The Role of Hexose Transport on Glycolytic Flux and Glucose Induced Responses in Saccharomyces cerevisiae
Doctoral thesis, 2004
In the yeast Saccharomyces cerevisiae, glucose is primarily fermented rather than respired. Only in cultivation modes such as chemostats or fed-batches, where the external glucose is kept low, a fully respiratory catabolism is observed. We have constructed a series of yeast strains starting from a mutant (the hxt Null strain) that is unable to take up glucose. In these strains glucose uptake is governed by chimeras between the two hexose transporters Hxt1 and Hxt7. These strains display a broad range of glucose uptake capacities. They have been used to show that glucose uptake has a high degree of control on the glycolytic flux only when the uptake rate is significantly reduced. One of the strains, with a low uptake capacity, presented a completely Crabtree negative phenotype. This shows that a switch between fermentative and respiratory metabolism can be achieved by changing only a single metabolic step. The transferability of the phenotype has been confirmed by integration of the chimeric construct into a hxt1-hxt7 haploid wine strain.

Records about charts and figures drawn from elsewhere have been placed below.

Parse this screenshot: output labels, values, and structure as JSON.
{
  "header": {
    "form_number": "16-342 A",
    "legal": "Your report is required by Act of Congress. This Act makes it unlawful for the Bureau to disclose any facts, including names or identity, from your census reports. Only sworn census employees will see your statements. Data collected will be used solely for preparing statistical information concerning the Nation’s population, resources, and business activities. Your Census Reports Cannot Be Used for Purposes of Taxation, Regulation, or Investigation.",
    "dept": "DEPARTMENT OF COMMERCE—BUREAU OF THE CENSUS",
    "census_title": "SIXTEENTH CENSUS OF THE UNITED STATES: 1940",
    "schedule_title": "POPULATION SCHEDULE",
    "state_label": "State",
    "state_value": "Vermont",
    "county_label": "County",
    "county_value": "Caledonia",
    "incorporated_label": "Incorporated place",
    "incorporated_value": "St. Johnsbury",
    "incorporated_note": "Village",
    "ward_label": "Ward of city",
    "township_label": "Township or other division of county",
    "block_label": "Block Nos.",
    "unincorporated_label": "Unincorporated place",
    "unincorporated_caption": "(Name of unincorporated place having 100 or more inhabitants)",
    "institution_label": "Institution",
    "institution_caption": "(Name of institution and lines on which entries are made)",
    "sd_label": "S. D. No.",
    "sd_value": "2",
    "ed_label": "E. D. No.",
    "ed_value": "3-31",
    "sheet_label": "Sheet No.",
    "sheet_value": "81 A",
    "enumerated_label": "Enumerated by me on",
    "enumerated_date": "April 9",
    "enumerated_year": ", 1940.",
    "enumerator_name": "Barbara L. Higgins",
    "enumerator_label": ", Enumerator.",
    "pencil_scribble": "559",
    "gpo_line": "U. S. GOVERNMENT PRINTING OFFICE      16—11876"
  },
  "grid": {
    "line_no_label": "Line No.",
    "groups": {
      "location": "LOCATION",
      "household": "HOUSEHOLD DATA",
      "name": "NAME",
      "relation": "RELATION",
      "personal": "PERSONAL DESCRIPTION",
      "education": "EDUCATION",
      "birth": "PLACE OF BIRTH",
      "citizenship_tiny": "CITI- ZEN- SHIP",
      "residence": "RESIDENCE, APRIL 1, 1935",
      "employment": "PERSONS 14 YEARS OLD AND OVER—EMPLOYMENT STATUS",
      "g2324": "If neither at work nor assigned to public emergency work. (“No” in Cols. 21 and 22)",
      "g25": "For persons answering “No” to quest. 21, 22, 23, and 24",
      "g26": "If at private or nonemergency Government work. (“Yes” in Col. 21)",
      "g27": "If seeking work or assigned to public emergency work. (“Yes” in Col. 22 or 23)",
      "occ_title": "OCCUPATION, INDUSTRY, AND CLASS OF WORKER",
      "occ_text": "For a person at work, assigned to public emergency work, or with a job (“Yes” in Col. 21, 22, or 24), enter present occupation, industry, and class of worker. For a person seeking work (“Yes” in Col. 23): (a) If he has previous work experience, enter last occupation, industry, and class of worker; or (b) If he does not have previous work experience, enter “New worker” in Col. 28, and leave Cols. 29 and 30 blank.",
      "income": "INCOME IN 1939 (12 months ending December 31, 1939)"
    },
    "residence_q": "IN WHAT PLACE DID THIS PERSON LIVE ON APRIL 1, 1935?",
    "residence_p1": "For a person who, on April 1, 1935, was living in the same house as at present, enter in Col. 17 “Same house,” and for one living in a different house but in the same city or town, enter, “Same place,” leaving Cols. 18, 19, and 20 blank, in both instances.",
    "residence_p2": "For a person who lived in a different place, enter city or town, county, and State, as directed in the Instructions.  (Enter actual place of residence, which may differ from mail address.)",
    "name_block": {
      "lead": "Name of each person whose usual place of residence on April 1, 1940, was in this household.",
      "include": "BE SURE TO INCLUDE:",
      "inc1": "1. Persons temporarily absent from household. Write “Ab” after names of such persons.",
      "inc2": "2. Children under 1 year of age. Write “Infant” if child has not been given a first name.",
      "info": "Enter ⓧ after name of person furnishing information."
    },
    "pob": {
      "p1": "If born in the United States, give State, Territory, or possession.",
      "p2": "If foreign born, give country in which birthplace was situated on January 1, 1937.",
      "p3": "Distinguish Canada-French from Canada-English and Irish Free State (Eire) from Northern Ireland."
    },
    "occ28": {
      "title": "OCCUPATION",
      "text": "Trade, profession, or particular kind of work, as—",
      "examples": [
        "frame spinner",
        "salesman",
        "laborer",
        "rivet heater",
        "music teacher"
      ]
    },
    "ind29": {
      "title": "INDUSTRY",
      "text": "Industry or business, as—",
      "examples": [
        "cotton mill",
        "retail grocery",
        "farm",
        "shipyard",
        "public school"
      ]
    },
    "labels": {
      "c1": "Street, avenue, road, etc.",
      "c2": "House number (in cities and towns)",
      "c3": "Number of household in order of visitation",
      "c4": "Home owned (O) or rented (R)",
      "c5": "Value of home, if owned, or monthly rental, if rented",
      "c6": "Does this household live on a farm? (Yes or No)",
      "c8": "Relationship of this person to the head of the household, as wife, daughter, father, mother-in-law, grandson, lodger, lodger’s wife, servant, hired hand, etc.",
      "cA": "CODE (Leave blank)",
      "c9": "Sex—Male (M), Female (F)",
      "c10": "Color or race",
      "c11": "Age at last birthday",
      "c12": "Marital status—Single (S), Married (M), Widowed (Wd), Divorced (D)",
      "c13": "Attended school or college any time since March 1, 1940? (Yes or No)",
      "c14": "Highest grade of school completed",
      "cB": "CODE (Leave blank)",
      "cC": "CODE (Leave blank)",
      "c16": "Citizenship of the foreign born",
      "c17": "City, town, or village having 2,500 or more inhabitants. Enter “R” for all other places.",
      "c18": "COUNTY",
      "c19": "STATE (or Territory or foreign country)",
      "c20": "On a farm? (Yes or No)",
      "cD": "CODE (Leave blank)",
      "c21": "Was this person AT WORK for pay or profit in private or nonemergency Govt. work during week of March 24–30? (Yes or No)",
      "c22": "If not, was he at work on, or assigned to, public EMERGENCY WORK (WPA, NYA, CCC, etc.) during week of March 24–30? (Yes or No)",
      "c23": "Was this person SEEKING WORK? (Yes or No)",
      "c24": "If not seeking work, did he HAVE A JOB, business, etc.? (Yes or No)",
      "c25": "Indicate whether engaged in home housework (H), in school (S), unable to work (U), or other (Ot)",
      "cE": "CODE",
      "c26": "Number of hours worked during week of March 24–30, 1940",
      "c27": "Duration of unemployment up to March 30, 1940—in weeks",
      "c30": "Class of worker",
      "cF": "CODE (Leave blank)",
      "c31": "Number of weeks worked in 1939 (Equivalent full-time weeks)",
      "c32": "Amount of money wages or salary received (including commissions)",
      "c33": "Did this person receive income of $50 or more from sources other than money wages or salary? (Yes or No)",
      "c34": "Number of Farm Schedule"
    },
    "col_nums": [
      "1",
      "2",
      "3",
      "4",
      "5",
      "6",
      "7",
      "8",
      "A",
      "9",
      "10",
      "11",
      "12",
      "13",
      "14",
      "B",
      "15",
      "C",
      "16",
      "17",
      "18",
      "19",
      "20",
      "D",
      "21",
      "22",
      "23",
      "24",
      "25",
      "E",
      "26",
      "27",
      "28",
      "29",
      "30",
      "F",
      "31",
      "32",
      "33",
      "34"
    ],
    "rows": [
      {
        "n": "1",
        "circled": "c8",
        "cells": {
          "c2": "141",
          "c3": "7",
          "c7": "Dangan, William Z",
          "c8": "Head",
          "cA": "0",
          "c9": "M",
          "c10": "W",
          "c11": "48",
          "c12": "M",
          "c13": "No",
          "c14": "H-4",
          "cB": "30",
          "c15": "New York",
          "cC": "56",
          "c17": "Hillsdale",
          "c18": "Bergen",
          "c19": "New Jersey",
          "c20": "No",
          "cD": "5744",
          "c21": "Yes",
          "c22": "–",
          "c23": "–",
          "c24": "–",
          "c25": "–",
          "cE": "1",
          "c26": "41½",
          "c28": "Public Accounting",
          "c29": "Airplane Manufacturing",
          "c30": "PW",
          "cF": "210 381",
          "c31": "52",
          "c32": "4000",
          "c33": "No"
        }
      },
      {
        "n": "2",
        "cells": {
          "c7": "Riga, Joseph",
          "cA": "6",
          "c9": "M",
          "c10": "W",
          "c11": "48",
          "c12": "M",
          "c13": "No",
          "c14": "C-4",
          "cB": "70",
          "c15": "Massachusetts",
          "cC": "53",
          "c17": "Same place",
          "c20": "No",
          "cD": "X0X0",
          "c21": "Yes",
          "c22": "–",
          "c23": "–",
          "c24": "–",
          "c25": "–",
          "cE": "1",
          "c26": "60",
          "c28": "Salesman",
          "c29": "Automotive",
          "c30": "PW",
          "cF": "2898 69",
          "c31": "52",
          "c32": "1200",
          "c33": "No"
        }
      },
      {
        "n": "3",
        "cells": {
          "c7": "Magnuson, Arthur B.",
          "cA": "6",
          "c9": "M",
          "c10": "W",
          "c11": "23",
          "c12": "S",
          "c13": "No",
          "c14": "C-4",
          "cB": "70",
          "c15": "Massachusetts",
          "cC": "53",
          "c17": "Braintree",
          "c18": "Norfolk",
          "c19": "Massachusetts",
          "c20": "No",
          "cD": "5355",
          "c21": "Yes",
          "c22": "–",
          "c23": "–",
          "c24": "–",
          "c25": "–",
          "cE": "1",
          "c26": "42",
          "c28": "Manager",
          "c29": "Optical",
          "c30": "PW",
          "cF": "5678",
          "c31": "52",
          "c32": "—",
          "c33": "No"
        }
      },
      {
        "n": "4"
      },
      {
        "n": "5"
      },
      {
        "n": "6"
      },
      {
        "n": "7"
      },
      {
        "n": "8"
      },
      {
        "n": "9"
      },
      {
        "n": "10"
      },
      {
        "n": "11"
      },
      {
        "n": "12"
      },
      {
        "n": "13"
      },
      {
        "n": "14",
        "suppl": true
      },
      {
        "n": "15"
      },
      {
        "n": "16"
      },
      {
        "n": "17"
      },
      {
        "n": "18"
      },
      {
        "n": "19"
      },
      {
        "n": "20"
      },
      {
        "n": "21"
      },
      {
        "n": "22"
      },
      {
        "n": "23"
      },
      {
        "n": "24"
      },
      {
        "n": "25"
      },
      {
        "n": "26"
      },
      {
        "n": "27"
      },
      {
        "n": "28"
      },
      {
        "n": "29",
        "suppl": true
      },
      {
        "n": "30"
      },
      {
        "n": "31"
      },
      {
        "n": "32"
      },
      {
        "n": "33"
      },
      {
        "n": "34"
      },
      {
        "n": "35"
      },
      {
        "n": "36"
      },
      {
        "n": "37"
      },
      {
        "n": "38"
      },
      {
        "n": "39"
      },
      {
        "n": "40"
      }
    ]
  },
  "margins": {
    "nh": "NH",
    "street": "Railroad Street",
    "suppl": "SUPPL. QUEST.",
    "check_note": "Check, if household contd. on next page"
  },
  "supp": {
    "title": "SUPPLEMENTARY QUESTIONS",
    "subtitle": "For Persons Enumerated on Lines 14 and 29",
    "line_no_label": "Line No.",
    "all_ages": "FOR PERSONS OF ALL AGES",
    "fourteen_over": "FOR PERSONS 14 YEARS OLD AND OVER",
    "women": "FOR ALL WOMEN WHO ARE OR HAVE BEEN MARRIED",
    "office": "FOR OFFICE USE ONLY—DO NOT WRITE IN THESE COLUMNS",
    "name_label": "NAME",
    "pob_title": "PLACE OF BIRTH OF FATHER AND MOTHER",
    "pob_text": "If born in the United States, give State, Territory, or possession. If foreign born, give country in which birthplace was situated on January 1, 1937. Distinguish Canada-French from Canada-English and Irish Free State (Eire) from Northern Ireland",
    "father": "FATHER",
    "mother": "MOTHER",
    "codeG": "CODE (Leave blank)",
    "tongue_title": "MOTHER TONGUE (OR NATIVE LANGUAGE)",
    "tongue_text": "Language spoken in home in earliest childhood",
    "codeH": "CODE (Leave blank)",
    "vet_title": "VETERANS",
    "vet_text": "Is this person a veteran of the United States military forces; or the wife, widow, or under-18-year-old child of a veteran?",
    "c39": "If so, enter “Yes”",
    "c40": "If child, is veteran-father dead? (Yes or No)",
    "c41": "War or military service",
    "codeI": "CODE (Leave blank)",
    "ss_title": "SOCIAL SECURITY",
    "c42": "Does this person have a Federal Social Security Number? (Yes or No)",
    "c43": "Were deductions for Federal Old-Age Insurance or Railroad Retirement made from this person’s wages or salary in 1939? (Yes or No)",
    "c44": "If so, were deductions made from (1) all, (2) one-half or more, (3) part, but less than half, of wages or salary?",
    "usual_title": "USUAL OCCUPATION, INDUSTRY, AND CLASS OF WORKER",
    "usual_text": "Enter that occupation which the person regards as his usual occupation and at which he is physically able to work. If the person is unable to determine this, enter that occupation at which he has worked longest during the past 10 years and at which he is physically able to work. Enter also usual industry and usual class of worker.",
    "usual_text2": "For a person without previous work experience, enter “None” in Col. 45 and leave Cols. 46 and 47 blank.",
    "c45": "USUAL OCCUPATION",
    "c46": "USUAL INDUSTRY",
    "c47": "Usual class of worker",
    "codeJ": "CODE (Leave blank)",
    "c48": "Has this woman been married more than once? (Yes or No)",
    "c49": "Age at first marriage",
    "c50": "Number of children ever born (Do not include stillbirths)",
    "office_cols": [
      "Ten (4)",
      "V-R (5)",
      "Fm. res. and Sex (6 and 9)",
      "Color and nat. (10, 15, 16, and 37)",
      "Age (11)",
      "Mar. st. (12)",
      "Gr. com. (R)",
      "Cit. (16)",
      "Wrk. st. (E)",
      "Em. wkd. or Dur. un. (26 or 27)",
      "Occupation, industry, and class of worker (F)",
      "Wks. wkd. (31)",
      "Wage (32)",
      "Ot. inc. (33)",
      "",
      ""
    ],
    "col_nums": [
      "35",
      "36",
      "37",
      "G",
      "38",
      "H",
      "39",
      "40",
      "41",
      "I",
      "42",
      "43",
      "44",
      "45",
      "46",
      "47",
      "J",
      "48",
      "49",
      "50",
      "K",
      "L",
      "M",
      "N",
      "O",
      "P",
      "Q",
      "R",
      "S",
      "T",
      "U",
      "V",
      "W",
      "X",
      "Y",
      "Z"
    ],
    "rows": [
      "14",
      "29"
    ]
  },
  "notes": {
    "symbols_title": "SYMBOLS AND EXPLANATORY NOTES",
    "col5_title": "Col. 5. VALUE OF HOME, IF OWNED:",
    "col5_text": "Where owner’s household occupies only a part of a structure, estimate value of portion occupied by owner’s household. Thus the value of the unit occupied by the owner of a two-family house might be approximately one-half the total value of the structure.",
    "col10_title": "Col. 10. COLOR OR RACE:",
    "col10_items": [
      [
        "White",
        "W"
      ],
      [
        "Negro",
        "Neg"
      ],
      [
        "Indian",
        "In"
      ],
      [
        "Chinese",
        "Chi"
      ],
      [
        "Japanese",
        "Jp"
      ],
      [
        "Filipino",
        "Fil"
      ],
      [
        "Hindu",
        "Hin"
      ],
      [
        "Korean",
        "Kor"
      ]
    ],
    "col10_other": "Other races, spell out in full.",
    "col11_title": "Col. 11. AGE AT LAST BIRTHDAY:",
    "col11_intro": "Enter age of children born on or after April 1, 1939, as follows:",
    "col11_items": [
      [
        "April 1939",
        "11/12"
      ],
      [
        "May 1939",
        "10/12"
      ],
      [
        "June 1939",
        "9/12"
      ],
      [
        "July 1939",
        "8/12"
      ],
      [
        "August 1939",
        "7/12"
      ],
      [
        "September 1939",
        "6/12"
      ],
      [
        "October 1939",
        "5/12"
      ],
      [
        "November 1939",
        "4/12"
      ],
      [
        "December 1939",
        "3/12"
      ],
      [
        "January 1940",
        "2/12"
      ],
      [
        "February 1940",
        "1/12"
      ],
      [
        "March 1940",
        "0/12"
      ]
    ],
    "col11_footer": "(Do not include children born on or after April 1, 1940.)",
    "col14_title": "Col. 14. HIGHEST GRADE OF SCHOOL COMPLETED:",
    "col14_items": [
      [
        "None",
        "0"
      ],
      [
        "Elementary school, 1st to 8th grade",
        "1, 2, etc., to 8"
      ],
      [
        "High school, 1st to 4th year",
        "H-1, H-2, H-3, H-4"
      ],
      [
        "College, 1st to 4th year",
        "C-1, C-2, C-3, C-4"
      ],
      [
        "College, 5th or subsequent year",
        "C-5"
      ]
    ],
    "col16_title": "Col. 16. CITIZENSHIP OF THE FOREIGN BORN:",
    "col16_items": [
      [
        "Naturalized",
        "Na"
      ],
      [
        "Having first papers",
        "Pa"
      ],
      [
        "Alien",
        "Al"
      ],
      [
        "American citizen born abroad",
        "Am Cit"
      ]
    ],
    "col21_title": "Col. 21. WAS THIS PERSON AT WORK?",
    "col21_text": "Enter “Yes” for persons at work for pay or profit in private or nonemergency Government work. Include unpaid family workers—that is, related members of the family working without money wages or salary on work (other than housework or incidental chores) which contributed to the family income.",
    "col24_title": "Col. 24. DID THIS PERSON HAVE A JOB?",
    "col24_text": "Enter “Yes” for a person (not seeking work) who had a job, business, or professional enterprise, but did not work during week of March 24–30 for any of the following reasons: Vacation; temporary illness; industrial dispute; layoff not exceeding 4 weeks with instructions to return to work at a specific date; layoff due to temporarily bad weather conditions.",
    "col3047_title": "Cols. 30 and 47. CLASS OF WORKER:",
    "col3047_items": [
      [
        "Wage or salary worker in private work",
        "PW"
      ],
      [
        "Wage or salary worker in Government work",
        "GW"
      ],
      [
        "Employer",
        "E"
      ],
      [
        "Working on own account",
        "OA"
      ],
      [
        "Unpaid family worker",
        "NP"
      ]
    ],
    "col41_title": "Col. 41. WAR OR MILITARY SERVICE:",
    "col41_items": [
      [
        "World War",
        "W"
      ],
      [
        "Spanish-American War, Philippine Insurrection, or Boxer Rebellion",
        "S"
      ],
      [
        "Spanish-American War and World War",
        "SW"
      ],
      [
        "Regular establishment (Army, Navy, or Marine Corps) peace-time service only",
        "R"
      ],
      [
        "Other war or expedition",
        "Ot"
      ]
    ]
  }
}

Strains with different glycolytic rates have also allowed quantitative studies on glucose-induced responses and dissection of different signaling mechanisms. A strong correlation between glycolytic rate and expression of glycolytic genes was observed. mRNA profiles of several groups of glucose-regulated genes suggest that sensing is primarily intracellular. Contrary to what is presently believed, SUC2 expression did not always correlate to high phosphorylation levels of Snf1 and Mig1, key regulators of glucose-controlled gene expression. These results suggest regulation either through additional pathway/s or independent regulation of the Snf1/Mig1 targeted kinases and phosphatases.